Caractéristiques culturelles et histoire[modifier | modifier le code]

Les archéologues mongols chinois ne distinguent pas les éléments Tabgach/Tuoba de ceux des populations Xianbei[3]. Ce sont essentiellement des cavaliers. Une riche tombe de l'élite à Chaoyang (province du Liaoning), a livré un superbe harnachement de cheval en bronze doré daté du IVe siècle. Sous les Wei ils représentent une partie de l'armée. Une armée très hétéroclite, par ailleurs, composée en partie de Herchu (des Xiongnu ?), les chinois fournissant l'infanterie.

À l'origine, en 258, c'est une fédération nomade signalée à l'extrême nord du Shanxi[4], au nord de la Grande Muraille. Ils se déplacent ensuite au Sud, au-delà de la Grande Muraille et établissent une « capitale » dans la région de Hélingeer (Hélíngé'ěr). Mais vers 350 ils sont liés à la Chine, installés par l'État des Qin antérieur dans le Shaanxi. À la fin du IVe siècle leur chef Tuoba Gui vainc les Xianbei Murong (royaume Tuyuhun, fondé en 329 par Murong Tuyuhun). Tuba Gui fonde, alors, une dynastie « chinoise », baptisée Wei. Ils sont, ensuite, plus ou moins sinisés à partir de leur migration, en vagues successives, sur les anciens territoires situés au nord de l'empire Han. Ils fondent leur capitale à Pincheng, l'actuelle Datong, en 386. L'empereur Tuoba Tao est l'un de ceux qui opprimèrent le plus le bouddhisme, en particulier en 438. Pour renforcer leur empire les Wei du Nord opèrent des transferts de populations, suivant la tradition chinoise depuis la fondation du premier empire. L'élite Tabghach installée à la cour se sinise et adopte la religion bouddhiste. C'est dans ce contexte qu'elle participe probablement, avec l'élite chinoise, aux commandes des grands sanctuaires bouddhistes rupestres de Yungang, proches de Datong, et ensuite celles de Longmen, à proximité de la seconde capitale, Luoyang.

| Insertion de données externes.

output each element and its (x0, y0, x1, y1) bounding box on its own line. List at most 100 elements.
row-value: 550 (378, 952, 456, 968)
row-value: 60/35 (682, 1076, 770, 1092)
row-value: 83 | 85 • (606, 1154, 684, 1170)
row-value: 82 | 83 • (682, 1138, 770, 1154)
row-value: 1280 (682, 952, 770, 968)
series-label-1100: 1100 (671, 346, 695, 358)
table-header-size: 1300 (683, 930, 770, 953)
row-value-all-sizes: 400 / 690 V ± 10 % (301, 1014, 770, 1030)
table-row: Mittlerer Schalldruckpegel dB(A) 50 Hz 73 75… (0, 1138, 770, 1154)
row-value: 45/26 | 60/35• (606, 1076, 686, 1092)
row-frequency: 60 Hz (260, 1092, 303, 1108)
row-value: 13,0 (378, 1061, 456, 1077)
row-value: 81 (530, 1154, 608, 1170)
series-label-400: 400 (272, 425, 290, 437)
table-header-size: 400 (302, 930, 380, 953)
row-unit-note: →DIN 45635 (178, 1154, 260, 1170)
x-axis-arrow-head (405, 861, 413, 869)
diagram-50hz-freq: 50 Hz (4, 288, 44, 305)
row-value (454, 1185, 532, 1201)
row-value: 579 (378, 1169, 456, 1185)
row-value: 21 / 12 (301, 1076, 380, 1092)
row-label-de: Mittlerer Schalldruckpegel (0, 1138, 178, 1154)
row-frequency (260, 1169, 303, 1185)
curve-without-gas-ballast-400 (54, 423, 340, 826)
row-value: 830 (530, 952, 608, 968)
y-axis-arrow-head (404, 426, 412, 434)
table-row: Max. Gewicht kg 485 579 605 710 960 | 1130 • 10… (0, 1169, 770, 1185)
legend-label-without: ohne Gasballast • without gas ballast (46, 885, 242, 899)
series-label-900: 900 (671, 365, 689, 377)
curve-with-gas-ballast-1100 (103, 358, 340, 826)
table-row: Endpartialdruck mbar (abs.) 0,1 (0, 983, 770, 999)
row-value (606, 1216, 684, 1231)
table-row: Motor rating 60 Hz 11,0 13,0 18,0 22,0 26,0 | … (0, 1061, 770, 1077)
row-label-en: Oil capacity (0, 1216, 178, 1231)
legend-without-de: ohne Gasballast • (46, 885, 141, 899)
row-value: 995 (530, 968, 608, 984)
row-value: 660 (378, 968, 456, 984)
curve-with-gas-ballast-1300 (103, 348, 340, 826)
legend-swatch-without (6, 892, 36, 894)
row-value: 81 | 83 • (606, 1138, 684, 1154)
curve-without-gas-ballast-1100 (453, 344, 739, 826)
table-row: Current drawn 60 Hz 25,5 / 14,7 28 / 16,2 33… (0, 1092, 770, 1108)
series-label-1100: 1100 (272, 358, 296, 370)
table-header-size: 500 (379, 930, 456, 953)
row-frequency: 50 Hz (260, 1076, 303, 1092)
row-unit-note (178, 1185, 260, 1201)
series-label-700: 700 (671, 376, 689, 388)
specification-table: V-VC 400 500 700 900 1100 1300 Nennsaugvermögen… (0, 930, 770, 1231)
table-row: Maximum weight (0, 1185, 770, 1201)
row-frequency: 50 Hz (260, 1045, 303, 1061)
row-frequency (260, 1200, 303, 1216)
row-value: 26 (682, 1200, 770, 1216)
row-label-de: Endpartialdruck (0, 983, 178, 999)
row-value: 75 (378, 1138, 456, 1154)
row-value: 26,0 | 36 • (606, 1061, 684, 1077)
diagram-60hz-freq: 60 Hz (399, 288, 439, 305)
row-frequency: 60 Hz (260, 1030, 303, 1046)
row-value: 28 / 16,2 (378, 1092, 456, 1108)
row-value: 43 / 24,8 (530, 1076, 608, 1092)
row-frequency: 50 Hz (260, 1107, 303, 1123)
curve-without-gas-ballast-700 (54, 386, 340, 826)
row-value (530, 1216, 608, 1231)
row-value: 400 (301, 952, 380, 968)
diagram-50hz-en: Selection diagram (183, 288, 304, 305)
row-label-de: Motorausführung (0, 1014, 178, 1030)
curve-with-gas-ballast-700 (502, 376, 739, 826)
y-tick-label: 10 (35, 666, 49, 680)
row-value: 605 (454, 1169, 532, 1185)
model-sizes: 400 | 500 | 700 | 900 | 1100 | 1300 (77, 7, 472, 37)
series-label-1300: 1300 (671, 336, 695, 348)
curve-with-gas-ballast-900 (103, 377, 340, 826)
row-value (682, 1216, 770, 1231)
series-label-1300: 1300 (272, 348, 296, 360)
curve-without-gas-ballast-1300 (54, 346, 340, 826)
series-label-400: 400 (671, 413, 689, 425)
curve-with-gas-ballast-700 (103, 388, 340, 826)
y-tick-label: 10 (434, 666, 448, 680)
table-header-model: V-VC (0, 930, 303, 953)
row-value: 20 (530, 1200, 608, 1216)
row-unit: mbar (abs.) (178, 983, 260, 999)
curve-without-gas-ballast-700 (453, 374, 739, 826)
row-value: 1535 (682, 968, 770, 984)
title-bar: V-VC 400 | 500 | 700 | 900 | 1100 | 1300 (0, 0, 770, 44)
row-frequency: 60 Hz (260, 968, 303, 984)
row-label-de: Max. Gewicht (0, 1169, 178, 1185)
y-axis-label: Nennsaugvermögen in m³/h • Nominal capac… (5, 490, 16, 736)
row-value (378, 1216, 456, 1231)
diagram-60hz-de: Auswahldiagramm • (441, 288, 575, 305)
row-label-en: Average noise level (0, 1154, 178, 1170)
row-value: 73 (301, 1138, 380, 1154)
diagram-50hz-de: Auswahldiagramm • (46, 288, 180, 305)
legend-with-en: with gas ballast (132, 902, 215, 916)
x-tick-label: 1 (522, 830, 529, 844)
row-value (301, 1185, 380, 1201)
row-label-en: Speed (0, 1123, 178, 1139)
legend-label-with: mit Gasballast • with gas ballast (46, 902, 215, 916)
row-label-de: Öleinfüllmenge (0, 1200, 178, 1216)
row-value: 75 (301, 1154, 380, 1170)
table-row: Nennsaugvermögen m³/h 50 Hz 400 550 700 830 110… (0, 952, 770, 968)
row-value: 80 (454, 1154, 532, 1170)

En effet, l'année 494 voit le déplacement de la capitale depuis Datong jusqu'à Luoyang, au Henan, à 700 km. plus au Sud. Dès lors la langue, les noms et le costume traditionnels sont interdits[4]. On voit qu'ainsi le grand ensemble des grottes bouddhistes de Yungang, où se sont mêlés plusieurs courants culturels venus d'Inde et d'Asie centrale, du Xinjiang et souvent interprétés « à la chinoise » mais sans apport Tabghach, a été la première étape significative dans ce processus d'acculturation où s'efface la culture des steppes[5]. Par ailleurs si le bouddhisme semble attesté sous les Han occidentaux, au Ier siècle avant notre ère, c'est au IVe siècle (selon la tradition, en 372) qu'il parvient en Corée, par l'État de Qin antérieur. Il était ainsi implanté depuis longtemps en Chine, et ne cessait de se répandre quand il a pu forger, entre moine et élite Tabghach, une relation mutuelle où le succès du bouddhisme était solidement attaché à la dynastie impériale.

Les Wei subirent un échec déterminant contre la Chine du Sud en 507, et leur affaiblissement s'amplifia avec la « révolte des six garnisons » en 534. Ils se divisent ensuite en une dynastie Wei de l'Ouest (534-550) et en une dynastie Wei de l'Est (534-557).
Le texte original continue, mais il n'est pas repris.